Llega el momento culminante. El del acuerdo. El que pone fin a esta representación. El portavoz, indisimuladamente exultante tras mudar de opinión, proclama:
-Por fin hay quorum. Ocho votos a uno. El acusado es culpable -se dirige a mí-. Ya ve que se ha quedado solo, Félix. Reconozca que estábamos equivocados. Yo me he arrepentido a tiempo. Vamos a redactar el veredicto y esto habrá terminado.

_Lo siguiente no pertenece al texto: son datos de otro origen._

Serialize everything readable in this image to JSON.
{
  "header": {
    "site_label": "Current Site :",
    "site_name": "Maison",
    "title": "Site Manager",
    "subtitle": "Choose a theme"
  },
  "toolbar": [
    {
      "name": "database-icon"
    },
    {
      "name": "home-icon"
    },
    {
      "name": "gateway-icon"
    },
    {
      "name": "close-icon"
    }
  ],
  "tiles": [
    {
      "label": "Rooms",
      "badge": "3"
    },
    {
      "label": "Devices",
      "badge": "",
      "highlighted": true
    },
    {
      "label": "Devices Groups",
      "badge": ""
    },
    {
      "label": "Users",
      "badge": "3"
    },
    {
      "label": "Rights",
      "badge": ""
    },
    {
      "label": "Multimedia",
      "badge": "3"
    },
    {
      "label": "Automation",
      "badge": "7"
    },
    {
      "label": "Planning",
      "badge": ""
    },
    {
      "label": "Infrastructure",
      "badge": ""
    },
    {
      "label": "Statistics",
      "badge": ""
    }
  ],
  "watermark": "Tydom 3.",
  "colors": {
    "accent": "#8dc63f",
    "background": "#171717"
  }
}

Intento alzar la mirada decaída, vencida. De niño la ponderaban por su profundidad. Apagado su lustre por el imparable caer de los años, giro el cuello para que no se me oculte ninguno de los expectantes compañeros. Buscan si sigo inmutable en mi postura. Tal vez me crean si insisto. Si despliego la batería de argumentos. Si soy lo bastante hábil para hacer surgir en ellos la duda razonable. Quizá hasta ella recupere la confianza en mí. Ha llegado el momento de completar mi versión de los hechos.
Por un par de segundos, ensayo un gesto. Musito unas palabras. Nadie logra interpretar los susurros. Bajo los ojos. Renuncio a convencerlos. No me siento capaz. La votación es firme y la decisión está tomada. Mi voto nada vale. Sólo hay una razón y no la puedo dar. Él no podía ser porque había sido yo. FIN.